Afia R Fitriati rounds up on our columnists’ writings this year.
I believe I can speak for all my fellow Aquila columnists that we all feel lucky to have the honour of colouring this site weekly with our reportings, commentaries, analyses and, sometimes, rambling musings.
Whether we are being cheeky or serious, we always try to write with one good purpose in mind: to connect and relate with you, the readers of Aquila Style. Because after all, we are part of you!
Just like you, we come from different parts of the world, and because of that, we have been able to bring you up to date with many interesting events from all corners of the globe this year.
Big annual events like the Islamic Society of North America convention, London Fashion Week and Jakarta Fashion Week are definitely marked on our agenda, but we’ve also covered other smaller fashion events like Sisterhood in Indonesia, LACE II in Singapore and the Faith Fashion Fusion exhibition in Australia.
Most notably, we’ve been thrilled to see the proliferation of events that mix and match fashion with charitable goals, such as Fashion Fighting Famine and Veiled en Vogue in the US, as well as Smokey Not Smudgy in the UK. We hope that we can see even more events like these in the years to come. Which reminds me to inform you: If you happen to organise or know of an event in your area that you’d like us to cover, don’t hesitate to give us a nudge!

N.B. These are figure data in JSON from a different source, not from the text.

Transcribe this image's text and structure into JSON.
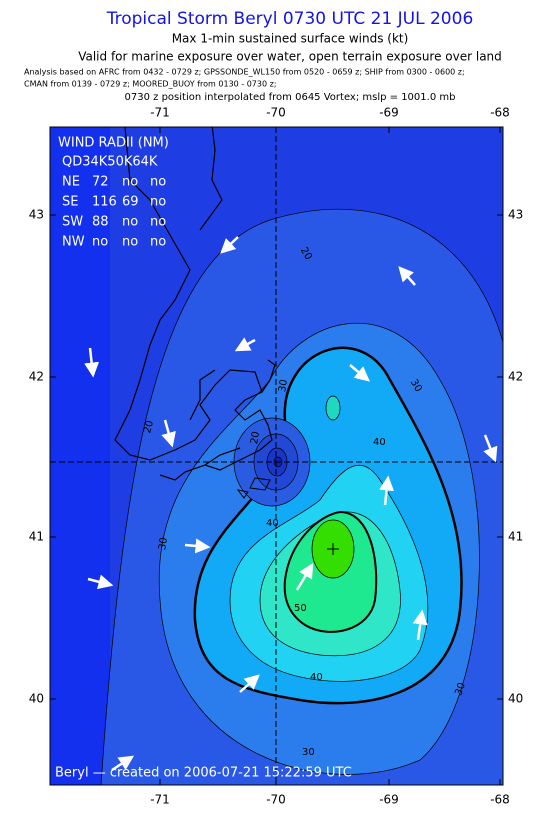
{
  "title": "Tropical Storm Beryl 0730 UTC 21 JUL 2006",
  "subtitle": "Max 1-min sustained surface winds (kt)",
  "valid_note": "Valid for marine exposure over water, open terrain exposure over land",
  "analysis_lines": [
    "Analysis based on  AFRC from 0432 - 0729 z;  GPSSONDE_WL150 from 0520 - 0659 z;  SHIP from 0300 - 0600 z;",
    "CMAN from 0139 - 0729 z;  MOORED_BUOY from 0130 - 0730 z;"
  ],
  "position_note": "0730 z position interpolated from 0645 Vortex; mslp = 1001.0 mb",
  "axes": {
    "lon_ticks": [
      -71,
      -70,
      -69,
      -68
    ],
    "lat_ticks": [
      43,
      42,
      41,
      40
    ]
  },
  "wind_radii": {
    "title": "WIND RADII (NM)",
    "header": "QD34K50K64K",
    "rows": [
      [
        "NE",
        72,
        "no",
        "no"
      ],
      [
        "SE",
        116,
        69,
        "no"
      ],
      [
        "SW",
        88,
        "no",
        "no"
      ],
      [
        "NW",
        "no",
        "no",
        "no"
      ]
    ]
  },
  "contour_labels": [
    20,
    30,
    40,
    40,
    50,
    30,
    40,
    30,
    30,
    20,
    20,
    30
  ],
  "footer": "Beryl — created on 2006-07-21 15:22:59 UTC"
}
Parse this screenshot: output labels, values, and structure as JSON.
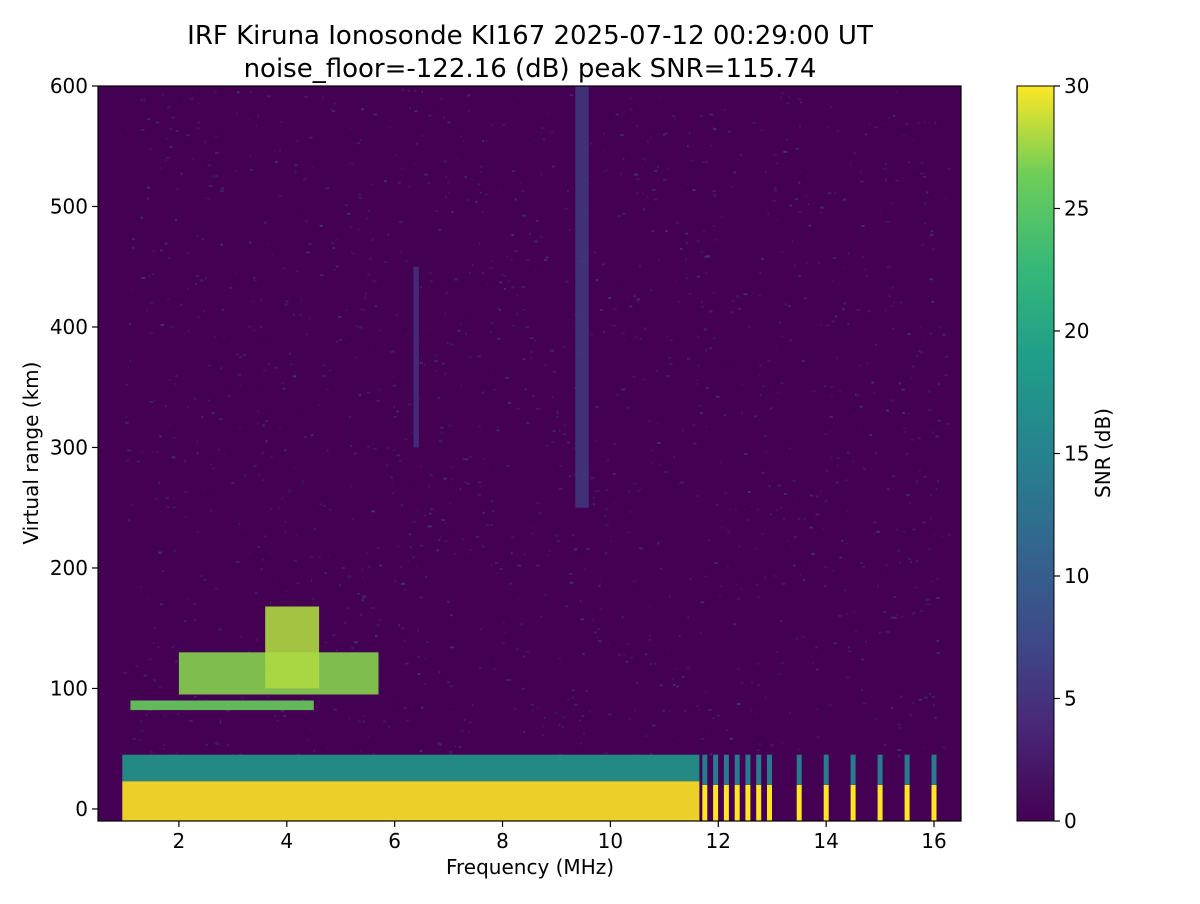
{
  "chart_data": {
    "type": "heatmap",
    "title": "IRF Kiruna Ionosonde KI167 2025-07-12 00:29:00  UT",
    "subtitle": "noise_floor=-122.16 (dB) peak SNR=115.74",
    "xlabel": "Frequency (MHz)",
    "ylabel": "Virtual range (km)",
    "xlim": [
      0.5,
      16.5
    ],
    "ylim": [
      -10,
      600
    ],
    "x_ticks": [
      2,
      4,
      6,
      8,
      10,
      12,
      14,
      16
    ],
    "y_ticks": [
      0,
      100,
      200,
      300,
      400,
      500,
      600
    ],
    "colorbar": {
      "label": "SNR (dB)",
      "colormap": "viridis",
      "range": [
        0,
        30
      ],
      "ticks": [
        0,
        5,
        10,
        15,
        20,
        25,
        30
      ]
    },
    "data_extent": {
      "freq_start": 0.95,
      "freq_end": 16.3,
      "range_min": -10,
      "range_max": 600
    },
    "features": [
      {
        "name": "ground-saturation",
        "freq": [
          0.95,
          11.65
        ],
        "range": [
          -10,
          23
        ],
        "snr": 30
      },
      {
        "name": "ground-fringe",
        "freq": [
          0.95,
          11.65
        ],
        "range": [
          23,
          45
        ],
        "snr": 18
      },
      {
        "name": "sporadic-e-lower-trace",
        "freq": [
          1.1,
          4.5
        ],
        "range": [
          82,
          90
        ],
        "snr": 26
      },
      {
        "name": "sporadic-e-upper-trace",
        "freq": [
          2.0,
          5.7
        ],
        "range": [
          95,
          130
        ],
        "snr": 27
      },
      {
        "name": "sporadic-e-spread",
        "freq": [
          3.6,
          4.6
        ],
        "range": [
          100,
          168
        ],
        "snr": 28
      },
      {
        "name": "interference-line-9.5",
        "freq": [
          9.35,
          9.6
        ],
        "range": [
          250,
          600
        ],
        "snr": 7
      },
      {
        "name": "interference-line-6.4",
        "freq": [
          6.35,
          6.45
        ],
        "range": [
          300,
          450
        ],
        "snr": 6
      }
    ],
    "high_freq_bars": [
      11.75,
      11.95,
      12.15,
      12.35,
      12.55,
      12.75,
      12.95,
      13.5,
      14.0,
      14.5,
      15.0,
      15.5,
      16.0
    ],
    "high_freq_bar_top": 20
  },
  "colors": {
    "viridis_0": "#440154",
    "viridis_low": "#46327e",
    "viridis_mid": "#21918c",
    "viridis_high": "#5ec962",
    "viridis_max": "#fde725"
  }
}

Like you, we also struggle with the various issues facing Muslim women today
Because we all come from different backgrounds, we like to share our personal stories in the hope of relating to one another better and better. For example, Maryam has shared about how much she loves her large family (by Singapore standards, anyways). Like Maryam, Dina also comes from a large family. Although she finds the chaos of her family nerve-wrecking at times, especially when she fights with her twin sister, she has come to realise the importance of family, just as Yaz too has written. Furthermore, there’s much truth and good intention behind the advice of our parents, wrote Amal. Being a parent myself, I should know.
Like you, we also struggle with the various issues facing Muslim women today. Sometimes the struggles are hijab-related, such as the questions and prejudices one receives when wearing the hijab. At other times, we are faced with body image issues, the dilemma of searching for a significant other, graduation blues or the challenge of charting the course of career dreams.
While we may not always have the right answers to these problems, we’ve shared with you lessons we hope we can all learn from, such as practical how-tos on cutting on gossip, busting boredom and handling – as Amal put it – ‘the singledom censure vortex’.
We’ve also shared our observations on alcohol and the modern day Muslim, embracing reverts to Islam and taking a second look at first impressions. Because although some of us will continuously struggle with our phobias or bad habits, we can always learn a thing or two from the experiences and advice of others.
One thing that I think we can all agree on is that we all love looking good, don’t we? That is why we’ve been sharing some of our own experiences and tips to look – and feel – our best.
Zinah, for example, has explored the art of layering and how to pair the hijab with jewellery. Dina has offered some creative ideas on how to widen our wardrobe choices and re-fashion our scarves. Yaz has also shared her own wardrobe and accessorising tips, in addition to her natural beauty secrets. Meanwhile, Maryam lets us know how to look chic on lazy days and in the office, with or without fuss-free hijabs, in jeans or abayas.
So, whether we live in a First World or Third World country, are bicultural or trilingual, happily single or welcoming a baby, going for a taste of the flea market or visiting the masjid during Ramadan, we can always figure out a way to look modest and fabulous.
Speaking of Ramadan and Islamic festivals, while it is okay to dress up and have fun during these occasions, let us not forget the true meanings of these celebrations. For example, silaturrahim is the essence of Eid ul-Fitri and sacrifice in the spirit of halal is at the core of Eid ul-Adha rituals.
All in all, it has been a pleasure writing and sharing with you in 2012. We’ll see you soon in 2013 for more, insha’Allah!